500K allegedly stolen from cutting trainer’s customer
A Texas loper accused of stealing $500,000 from a cutting horse owner is indicted in another case of felony theft. It stems from the alleged theft from another customer at Merritt Wilson Cutting Horses.
Dakotah Lindsey Harrell, 28, was arrested on July 22. The month prior, a Cooke County Grand Jury handed down an indictment for theft of property less than $20,000.
Harrell is currently out on bond.
Merritt Wilson Cutting Horses
Harrell allegedly stole funds from Pennsylvania stallion owner Dale Koller last August, according to the indictment. Koller is the second customer of Merritt Wilson Cutting Horses, in Whitesboro, that had money embezzled.
Harrell worked for trainer Merritt Wilson as an assistant trainer, according to her Facebook profile. The information was recently removed from her social profile. The two also had a personal relationship.
Harrell allegedly utilized the men’s banking information to pull off the financial thievery.

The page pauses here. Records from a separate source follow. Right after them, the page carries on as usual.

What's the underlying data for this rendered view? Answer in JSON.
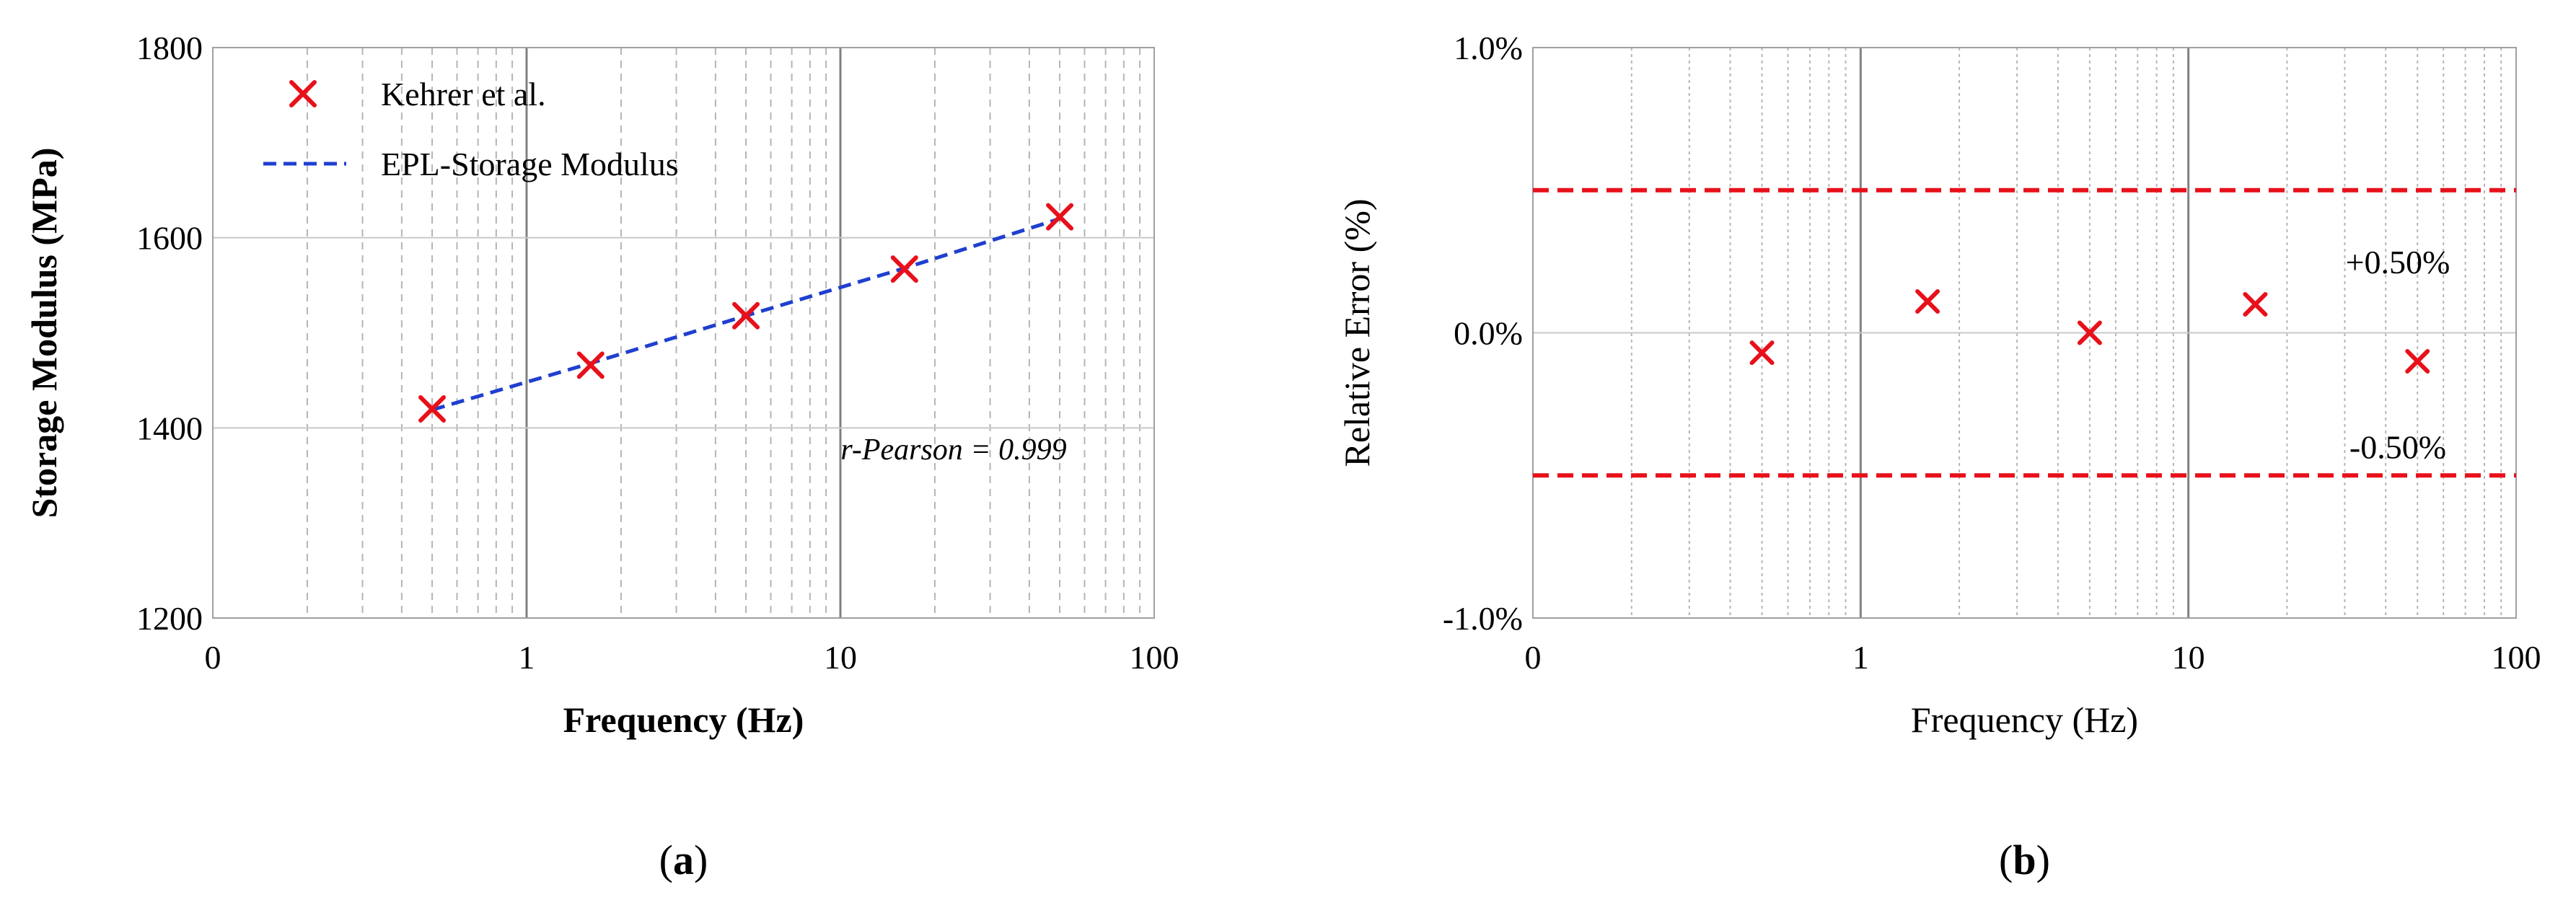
{
  "figure": {
    "panels": [
      {
        "caption_open": "(",
        "caption_letter": "a",
        "caption_close": ")"
      },
      {
        "caption_open": "(",
        "caption_letter": "b",
        "caption_close": ")"
      }
    ]
  },
  "chart_data": [
    {
      "type": "scatter",
      "xlabel": "Frequency (Hz)",
      "ylabel": "Storage Modulus (MPa)",
      "x_scale": "log",
      "x_tick_labels": [
        "0",
        "1",
        "10",
        "100"
      ],
      "y_ticks": [
        1200,
        1400,
        1600,
        1800
      ],
      "ylim": [
        1200,
        1800
      ],
      "grid": "major solid, minor dashed (vertical)",
      "legend": {
        "position": "top-left",
        "entries": [
          "Kehrer et al.",
          "EPL-Storage Modulus"
        ]
      },
      "series": [
        {
          "name": "Kehrer et al.",
          "marker": "x",
          "color": "#e8101a",
          "x": [
            0.5,
            1.6,
            5,
            16,
            50
          ],
          "y": [
            1420,
            1466,
            1518,
            1567,
            1622
          ]
        },
        {
          "name": "EPL-Storage Modulus",
          "line": "dashed",
          "color": "#1f3fcf",
          "x": [
            0.5,
            1.6,
            5,
            16,
            50
          ],
          "y": [
            1419,
            1468,
            1518,
            1568,
            1620
          ]
        }
      ],
      "annotation": "r-Pearson = 0.999"
    },
    {
      "type": "scatter",
      "xlabel": "Frequency (Hz)",
      "ylabel": "Relative Error (%)",
      "x_scale": "log",
      "x_tick_labels": [
        "0",
        "1",
        "10",
        "100"
      ],
      "y_ticks": [
        -1.0,
        0.0,
        1.0
      ],
      "y_tick_labels": [
        "-1.0%",
        "0.0%",
        "1.0%"
      ],
      "ylim": [
        -1.0,
        1.0
      ],
      "grid": "major solid, minor dotted (vertical)",
      "series": [
        {
          "marker": "x",
          "color": "#e8101a",
          "x": [
            0.5,
            1.6,
            5,
            16,
            50
          ],
          "y": [
            -0.07,
            0.11,
            0.0,
            0.1,
            -0.1
          ]
        }
      ],
      "reference_lines": [
        {
          "y": 0.5,
          "label": "+0.50%",
          "color": "#e8101a",
          "style": "dashed"
        },
        {
          "y": -0.5,
          "label": "-0.50%",
          "color": "#e8101a",
          "style": "dashed"
        }
      ]
    }
  ]
}
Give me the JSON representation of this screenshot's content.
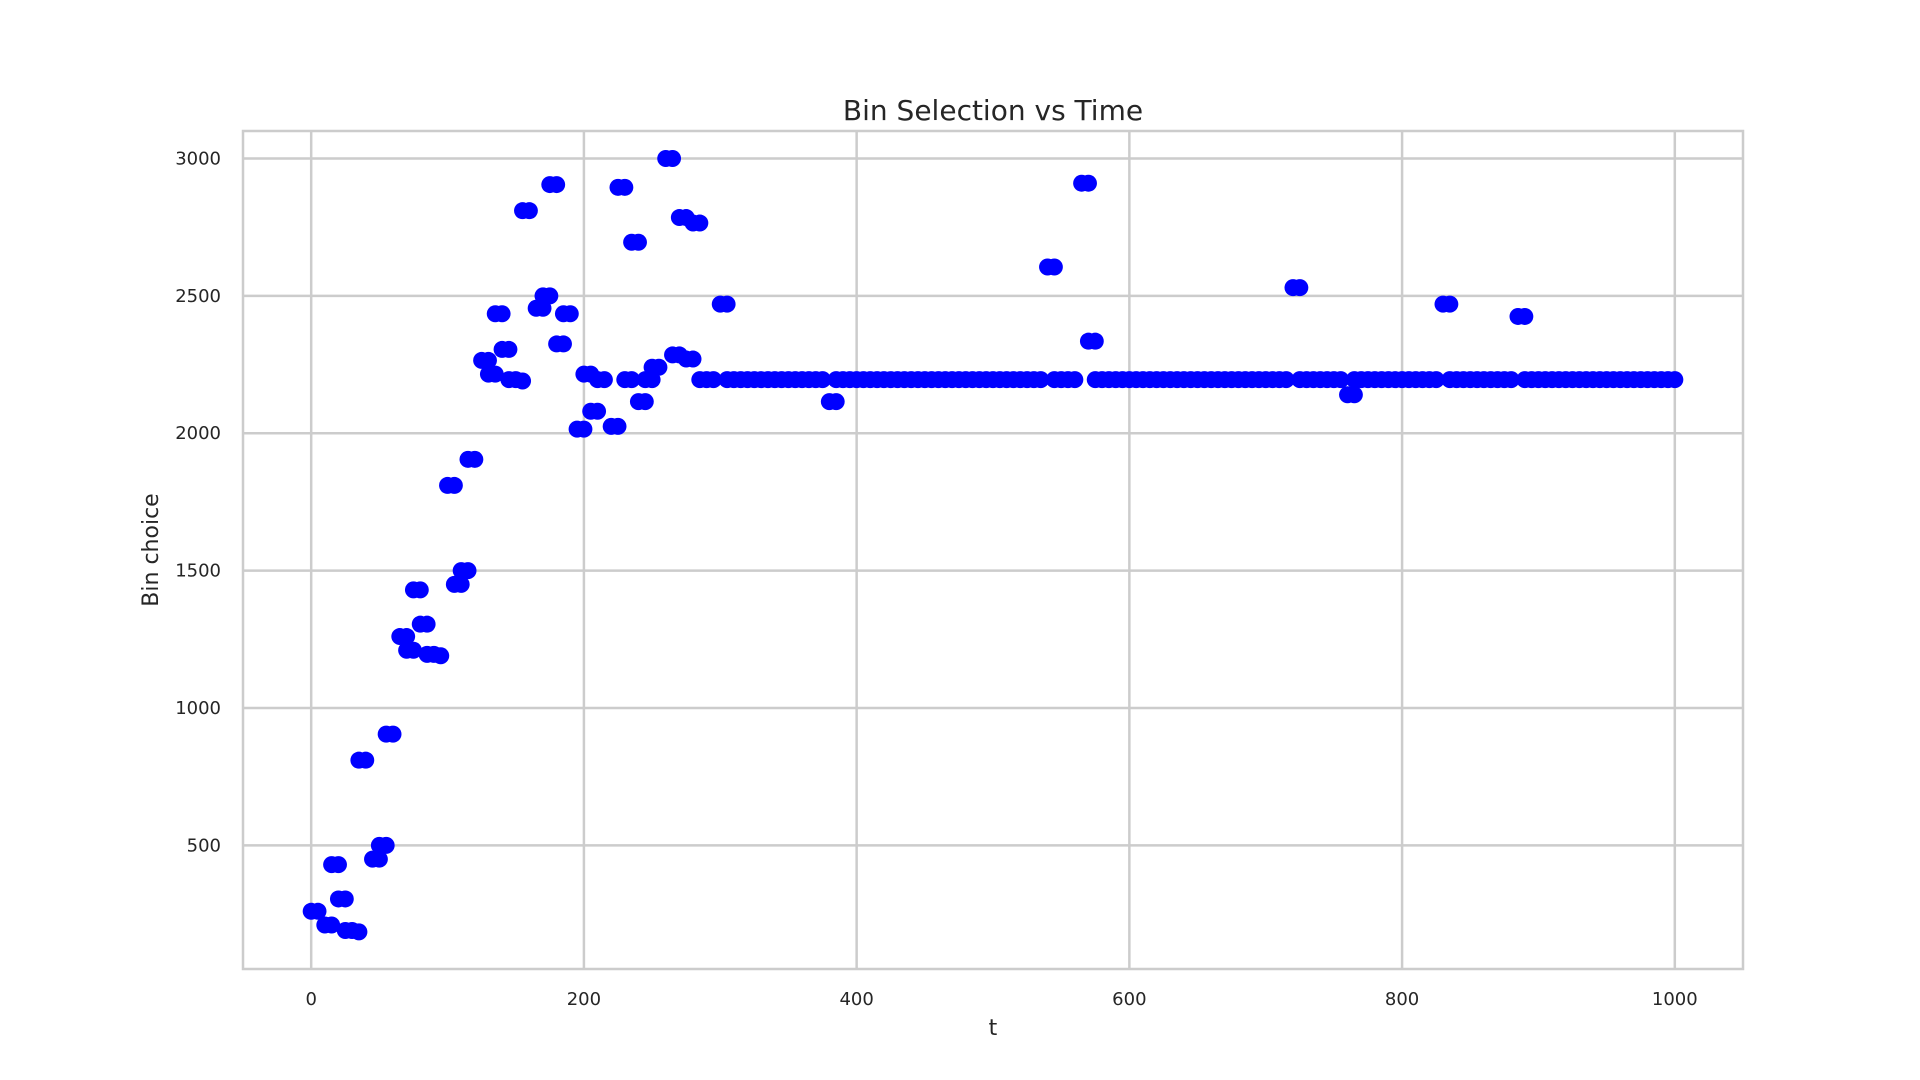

Horseman and private security expert Rick Dennis says business owners need to ensure there aren’t security failures putting them at risk.
Dennis warns proper security and a Risk Management Program are not only maintained for clients’ protection, but for the business as well. He says if an individual, hired by the facility, steals a client’s banking or credit card information, “it’s quite possible the training facility can have culpable liability issues in the matter”.
Dennis recommends horse industry business owners conduct a $35 background check at Horse Authority before hiring any employee. While not commonplace in the horse industry, Dennis who has worked for mainstream clients including Exxon, says the practice is standard in every other industry.
“Be proactive, not reactive,” he says.
While it sounds like common sense, Dennis says customers shouldn’t trust anyone blindly with personal banking information and never pay bills directly from a trust or holding bank account. Instead, he recommends setting up another account with limited funds.
Dennis also suggests monitoring online banking activity regularly and investing in a credit-monitoring service.